どこがいいって、軽やかなステップ。しなやかな腕のうごき。これまでの、テニスの選手の概念とは、違う軽やかさに、目を奪われるんだ。全仏オープンで、ほとんど無名のまま優勝をした。
以来、ますますパワーをつけてきていて、応援しているぼくは、とてもうれしい。
そんな彼は、ウィンブルドンじゃあ、めっきり弱い。なんたって、ブラジルには、芝のコートがない。
クエルテンも、サッカー少年だったのが、なぜかテニスになっただけ。先輩もいないし、施設もない。
彼を応援するブラジルのひとたちだって、テニスの応援なんてなじみがない。勢い、サッカーと同じになる。つまり、カナリア色のブラジルチームのユニフォームを着て、飾り物の帽子をかぶって、国旗を振って、歌を歌う。そのまんま。

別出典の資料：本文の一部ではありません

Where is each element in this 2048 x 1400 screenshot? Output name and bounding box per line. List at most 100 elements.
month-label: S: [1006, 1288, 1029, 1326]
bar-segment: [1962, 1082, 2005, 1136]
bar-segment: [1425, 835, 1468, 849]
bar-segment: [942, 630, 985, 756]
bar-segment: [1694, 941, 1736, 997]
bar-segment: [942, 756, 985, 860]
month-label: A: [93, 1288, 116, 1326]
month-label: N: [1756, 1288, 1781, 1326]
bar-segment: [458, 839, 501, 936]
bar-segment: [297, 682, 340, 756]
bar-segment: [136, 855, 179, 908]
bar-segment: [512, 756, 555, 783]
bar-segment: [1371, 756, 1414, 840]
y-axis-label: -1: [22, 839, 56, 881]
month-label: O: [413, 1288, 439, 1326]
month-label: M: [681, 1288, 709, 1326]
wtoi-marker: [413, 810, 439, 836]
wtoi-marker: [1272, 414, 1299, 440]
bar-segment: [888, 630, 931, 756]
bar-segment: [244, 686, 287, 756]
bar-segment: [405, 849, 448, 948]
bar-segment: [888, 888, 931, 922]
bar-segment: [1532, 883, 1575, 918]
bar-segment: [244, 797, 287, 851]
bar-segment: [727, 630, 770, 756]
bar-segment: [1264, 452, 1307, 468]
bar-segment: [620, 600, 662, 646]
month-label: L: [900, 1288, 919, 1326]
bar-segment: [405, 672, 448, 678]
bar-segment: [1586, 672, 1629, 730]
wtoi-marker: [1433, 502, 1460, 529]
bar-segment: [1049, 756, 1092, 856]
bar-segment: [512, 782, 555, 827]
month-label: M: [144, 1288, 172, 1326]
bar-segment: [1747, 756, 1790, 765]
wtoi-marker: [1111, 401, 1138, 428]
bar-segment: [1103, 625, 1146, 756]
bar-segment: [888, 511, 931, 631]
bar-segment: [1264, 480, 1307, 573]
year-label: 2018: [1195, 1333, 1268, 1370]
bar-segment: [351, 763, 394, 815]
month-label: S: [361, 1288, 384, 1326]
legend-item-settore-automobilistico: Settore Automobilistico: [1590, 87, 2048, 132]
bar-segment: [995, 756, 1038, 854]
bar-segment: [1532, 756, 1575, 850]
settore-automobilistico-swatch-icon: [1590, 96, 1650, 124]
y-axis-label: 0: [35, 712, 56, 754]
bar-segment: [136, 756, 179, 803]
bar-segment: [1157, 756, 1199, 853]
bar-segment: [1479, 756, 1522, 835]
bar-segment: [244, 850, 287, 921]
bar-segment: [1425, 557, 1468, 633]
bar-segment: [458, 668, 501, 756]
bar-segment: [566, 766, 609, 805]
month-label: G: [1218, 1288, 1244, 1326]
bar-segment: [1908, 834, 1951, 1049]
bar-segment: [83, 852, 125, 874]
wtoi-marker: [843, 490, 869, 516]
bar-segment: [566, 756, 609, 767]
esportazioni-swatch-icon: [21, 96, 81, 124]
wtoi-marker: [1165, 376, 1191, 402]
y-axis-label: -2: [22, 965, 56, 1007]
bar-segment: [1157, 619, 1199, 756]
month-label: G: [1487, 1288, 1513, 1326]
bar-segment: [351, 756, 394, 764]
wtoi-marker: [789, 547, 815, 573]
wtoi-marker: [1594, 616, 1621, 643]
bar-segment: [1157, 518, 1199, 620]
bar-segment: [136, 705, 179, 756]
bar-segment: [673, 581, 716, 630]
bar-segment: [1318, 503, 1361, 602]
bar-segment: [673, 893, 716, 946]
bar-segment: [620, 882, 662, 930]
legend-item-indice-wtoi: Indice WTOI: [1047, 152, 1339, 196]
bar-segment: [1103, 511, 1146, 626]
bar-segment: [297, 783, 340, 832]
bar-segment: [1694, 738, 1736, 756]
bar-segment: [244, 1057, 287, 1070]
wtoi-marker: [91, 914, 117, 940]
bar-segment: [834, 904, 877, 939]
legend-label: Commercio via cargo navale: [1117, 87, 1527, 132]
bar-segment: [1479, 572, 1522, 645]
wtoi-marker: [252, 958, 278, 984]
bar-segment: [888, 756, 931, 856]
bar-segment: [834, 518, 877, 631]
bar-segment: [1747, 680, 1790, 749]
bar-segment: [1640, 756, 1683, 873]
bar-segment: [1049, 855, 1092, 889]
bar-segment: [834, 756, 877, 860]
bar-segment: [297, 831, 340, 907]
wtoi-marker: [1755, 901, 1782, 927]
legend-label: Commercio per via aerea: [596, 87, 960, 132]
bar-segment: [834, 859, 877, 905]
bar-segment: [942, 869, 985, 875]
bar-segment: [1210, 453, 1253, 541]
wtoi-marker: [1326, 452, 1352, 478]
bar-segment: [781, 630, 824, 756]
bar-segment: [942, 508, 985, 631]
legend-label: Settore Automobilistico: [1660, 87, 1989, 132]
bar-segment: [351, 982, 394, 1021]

クエルテンくんも、黄色と緑のウエアを着ていたこともあった。にこにこしていて、元気な青年。客席には家族が見に来ていて、お兄ちゃんは彼女を連れてきたけどぼくはひとりだもん、とか、今でもおばあちゃんに怒られている、とかインタビューでもごきげんで、報道陣にも人気があったらしい。話すことといったら、サッカー、サーフィンのことばかり。最近、彼女ができたみたいで、日本の解説者の柳さんに「クエルテンも彼女ができるほど大きくなったんですねぇ」と、およそ20歳とっくに過ぎの人に言うことじゃないような発言を、孫の七五三みたいにうれしそうに語っていた。
サンプラスみたいに、テニスエリートといった雰囲気じゃなくて、アガシみたいに世慣れていなくて、ほんと楽しそうにスポーツしている姿が、多分テニス界には新鮮だったんだろう。
一方、くるくるくんに勝った、選手は、スペインはバルセロナ出身。そう、熱狂的なバルサフアン。
ここにもいたよ、サッカー少年。